Psychology - women underestimate their current and potential strength, men overestimate it. A woman will say, "I can't" before even trying something, a man will say, "I'll try." This is why men get more injuries than women, and why women fail to reach their potential in physical training. Women will for example press a 12kg kettlebell overhead for 6 reps, then when you ask them to do it again, say, "I can't."
"But you just did. You've rested, now do it again."
"I can't."
Obviously there are cultural issues here, women being taught that being helpless is attractive, etc. That's a bit above what we're looking at here, though, which is just what happens in the gym. Your body can never get stronger than your mind. It's for this reason Neghar Fonooni and her friends have started Girls Gone Strong. The development of physical strength will at the same time develop mental strength. You're not "tough" until you've been buried under a weight, got up and then tried again

The differences in body composition, natural strength, joint mobility and psychology will of course lead to different approaches in training. Men will need more practice at the basic movements to master them, more joint mobility work, meanwhile the mobile woman who's mastered the movement is loading up the plates and getting stronger at it - if she's decided to let herself. 
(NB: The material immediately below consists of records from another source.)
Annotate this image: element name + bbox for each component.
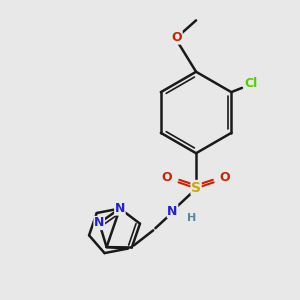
Text: N: N [167, 205, 178, 218]
Text: S: S [191, 181, 201, 194]
Text: Cl: Cl [244, 77, 257, 90]
Text: O: O [162, 171, 172, 184]
Text: O: O [220, 171, 230, 184]
Text: N: N [94, 217, 104, 230]
Text: H: H [187, 212, 196, 223]
Text: N: N [115, 202, 125, 215]
Text: O: O [172, 31, 182, 44]
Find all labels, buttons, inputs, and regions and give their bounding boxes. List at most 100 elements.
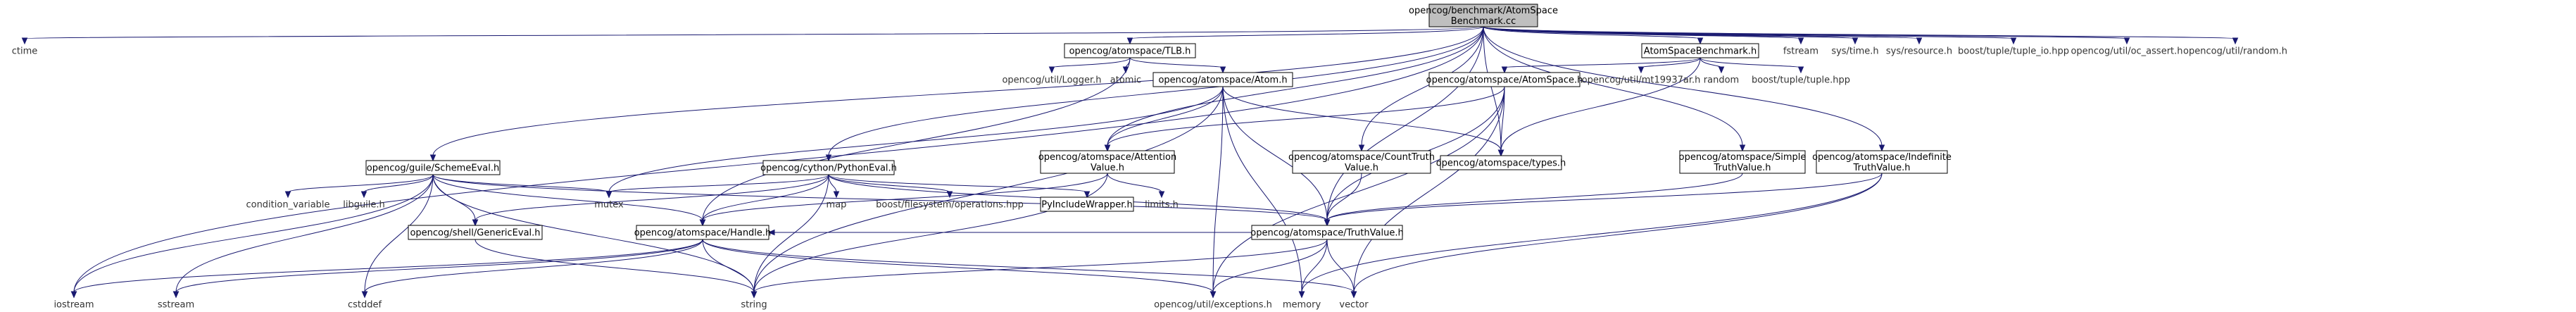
node-label: AtomSpaceBenchmark.h — [1644, 46, 1757, 57]
edge-tlb-atom — [1129, 57, 1226, 74]
edge-python-pyinc — [828, 174, 1091, 199]
node-condvar[interactable]: condition_variable — [246, 200, 329, 211]
edge-handle-cstddef — [361, 239, 703, 299]
node-label: opencog/util/oc_assert.h — [2071, 46, 2182, 57]
node-box — [636, 225, 769, 240]
node-string[interactable]: string — [741, 300, 767, 311]
node-box — [1428, 72, 1581, 87]
node-memory[interactable]: memory — [1283, 300, 1321, 311]
node-label: ctime — [12, 46, 38, 57]
node-root[interactable]: opencog/benchmark/AtomSpaceBenchmark.cc — [1409, 4, 1558, 27]
edge-truthvalue-memory — [1298, 239, 1328, 299]
node-label: atomic — [1110, 75, 1141, 86]
node-label: TruthValue.h — [1852, 163, 1910, 173]
node-label: PyIncludeWrapper.h — [1041, 200, 1132, 211]
edge-root-ctime — [21, 26, 1484, 45]
node-cstddef[interactable]: cstddef — [348, 300, 382, 311]
node-logger[interactable]: opencog/util/Logger.h — [1002, 75, 1101, 86]
node-box — [1040, 150, 1175, 174]
edge-root-asbench — [1483, 26, 1704, 45]
node-atomspace[interactable]: opencog/atomspace/AtomSpace.h — [1426, 72, 1583, 87]
node-fstream[interactable]: fstream — [1783, 46, 1818, 57]
node-mutex[interactable]: mutex — [594, 200, 624, 211]
node-atom[interactable]: opencog/atomspace/Atom.h — [1152, 72, 1293, 87]
node-libguile[interactable]: libguile.h — [343, 200, 385, 211]
node-label: vector — [1339, 300, 1369, 311]
node-label: limits.h — [1145, 200, 1179, 211]
node-types[interactable]: opencog/atomspace/types.h — [1436, 155, 1566, 170]
node-exceptions[interactable]: opencog/util/exceptions.h — [1154, 300, 1272, 311]
edge-indeftv-truthvalue — [1324, 173, 1883, 227]
edge-truthvalue-handle — [767, 229, 1252, 236]
node-box — [408, 225, 543, 240]
node-box — [762, 160, 895, 175]
edge-truthvalue-exceptions — [1210, 239, 1328, 299]
node-pyinc[interactable]: PyIncludeWrapper.h — [1040, 196, 1134, 212]
node-label: memory — [1283, 300, 1321, 311]
node-tuplehpp[interactable]: boost/tuple/tuple.hpp — [1752, 75, 1850, 86]
node-handle[interactable]: opencog/atomspace/Handle.h — [634, 225, 772, 240]
edge-asbench-random — [1699, 57, 1725, 74]
edge-truthvalue-vector — [1326, 239, 1357, 299]
edge-root-ocrandom — [1483, 26, 2239, 45]
node-tlb[interactable]: opencog/atomspace/TLB.h — [1064, 43, 1196, 58]
edge-atom-string — [750, 86, 1224, 299]
node-label: opencog/atomspace/CountTruth — [1288, 152, 1435, 163]
node-ocrandom[interactable]: opencog/util/random.h — [2183, 46, 2287, 57]
edge-attn-string — [750, 173, 1108, 299]
node-python[interactable]: opencog/cython/PythonEval.h — [760, 160, 897, 175]
edge-asbench-mt19937 — [1638, 57, 1701, 74]
node-label: sys/time.h — [1831, 46, 1878, 57]
node-box — [1152, 72, 1293, 87]
node-asbench[interactable]: AtomSpaceBenchmark.h — [1641, 43, 1759, 58]
edge-atomspace-attn — [1104, 86, 1505, 152]
node-atomic[interactable]: atomic — [1110, 75, 1141, 86]
node-systime[interactable]: sys/time.h — [1831, 46, 1878, 57]
node-generic[interactable]: opencog/shell/GenericEval.h — [408, 225, 543, 240]
node-label: libguile.h — [343, 200, 385, 211]
node-label: opencog/util/exceptions.h — [1154, 300, 1272, 311]
node-label: map — [827, 200, 847, 211]
node-box — [1251, 225, 1403, 240]
node-truthvalue[interactable]: opencog/atomspace/TruthValue.h — [1250, 225, 1404, 240]
node-random[interactable]: random — [1704, 75, 1739, 86]
node-label: opencog/cython/PythonEval.h — [760, 163, 897, 174]
edge-root-tlb — [1126, 26, 1484, 45]
node-iostream[interactable]: iostream — [54, 300, 94, 311]
node-tupleio[interactable]: boost/tuple/tuple_io.hpp — [1958, 46, 2069, 57]
node-label: opencog/atomspace/Atom.h — [1158, 75, 1287, 86]
node-boostfs[interactable]: boost/filesystem/operations.hpp — [876, 200, 1024, 211]
node-box — [1679, 150, 1806, 174]
node-limits[interactable]: limits.h — [1145, 200, 1179, 211]
edge-truthvalue-string — [750, 239, 1328, 299]
node-label: TruthValue.h — [1713, 163, 1771, 173]
edge-asbench-tuplehpp — [1699, 57, 1804, 74]
edge-asbench-atomspace — [1501, 57, 1701, 74]
node-ctime[interactable]: ctime — [12, 46, 38, 57]
node-box — [1428, 4, 1538, 27]
edge-attn-limits — [1107, 173, 1165, 199]
node-sysres[interactable]: sys/resource.h — [1886, 46, 1952, 57]
node-label: cstddef — [348, 300, 382, 311]
node-label: iostream — [54, 300, 94, 311]
node-vector[interactable]: vector — [1339, 300, 1369, 311]
node-label: opencog/atomspace/Simple — [1679, 152, 1807, 163]
node-label: opencog/benchmark/AtomSpace — [1409, 6, 1558, 16]
node-label: opencog/util/Logger.h — [1002, 75, 1101, 86]
node-mt19937[interactable]: opencog/util/mt19937ar.h — [1582, 75, 1701, 86]
node-label: opencog/atomspace/TLB.h — [1069, 46, 1191, 57]
node-scheme[interactable]: opencog/guile/SchemeEval.h — [365, 160, 501, 175]
node-ocassert[interactable]: opencog/util/oc_assert.h — [2071, 46, 2182, 57]
node-map[interactable]: map — [827, 200, 847, 211]
node-sstream[interactable]: sstream — [158, 300, 194, 311]
node-box — [1292, 150, 1431, 174]
edge-atomspace-vector — [1350, 86, 1505, 299]
node-label: fstream — [1783, 46, 1818, 57]
edge-atom-memory — [1222, 86, 1305, 299]
node-label: opencog/util/mt19937ar.h — [1582, 75, 1701, 86]
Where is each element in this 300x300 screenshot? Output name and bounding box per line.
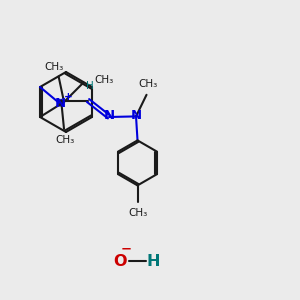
Text: N: N — [104, 109, 115, 122]
Text: −: − — [121, 242, 132, 256]
Text: N: N — [54, 97, 65, 110]
Text: CH₃: CH₃ — [56, 135, 75, 145]
Text: H: H — [85, 81, 93, 91]
Text: N: N — [131, 109, 142, 122]
Text: CH₃: CH₃ — [128, 208, 147, 218]
Text: H: H — [147, 254, 160, 268]
Text: O: O — [113, 254, 127, 268]
Text: CH₃: CH₃ — [44, 62, 64, 72]
Text: CH₃: CH₃ — [138, 79, 158, 89]
Text: CH₃: CH₃ — [94, 75, 113, 85]
Text: +: + — [64, 92, 73, 102]
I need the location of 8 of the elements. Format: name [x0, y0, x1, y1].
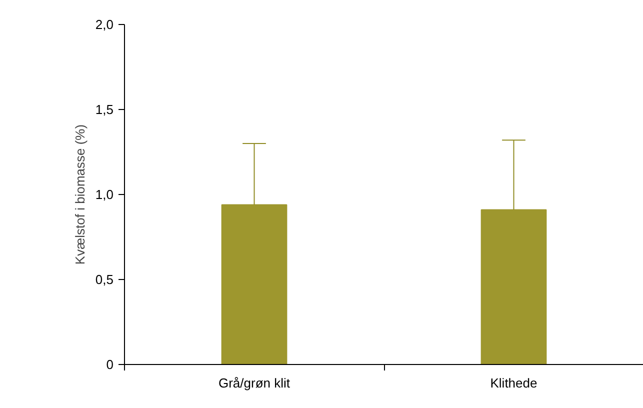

That said, all these things are individual. A person may have a long training background giving them great bodily awareness, but a bunch of injuries to work around. The women clients I've trained for a year or more, if any other trainer gets them half-squats and curls on a bosu he may get a rude surprise. 

Recently a fellow trainer had to be cautioned for giving overly-complex routines to beginners.
"Just keep it simple, build the movement skills. Barbell lunge and press? Seriously? Can she do a squat? First squat, then a dumbbell squat, then a barbell squat, then a lunge, then maybe lunge and press. One step at a time, start simple, teach the movement skills."
"Especially with girls," he said.
"No, especially with people who lack the movement skills."
"Usually girls."
He's a new trainer, he'll learn in time. Without naming the trainer, I told this story to a woman client who has squatted 60kg for 30 reps.
"That guy sounds like a douche. Makes me mad, that people think like that. Can you point him out to me and I’ll show him how effective a simple move can be. That’s right, I’ll bitch slap him."
This is a woman who I originally found doing crunches on a swiss ball. She's come a long way. Strength and confidence. 

There are differences between men and women. But there are greater differences between individuals. A competent trainer will deal with the individual and their capabilities and goals. I don't care what you have in your pants, you still have to fucking squat, deadlift and press properly.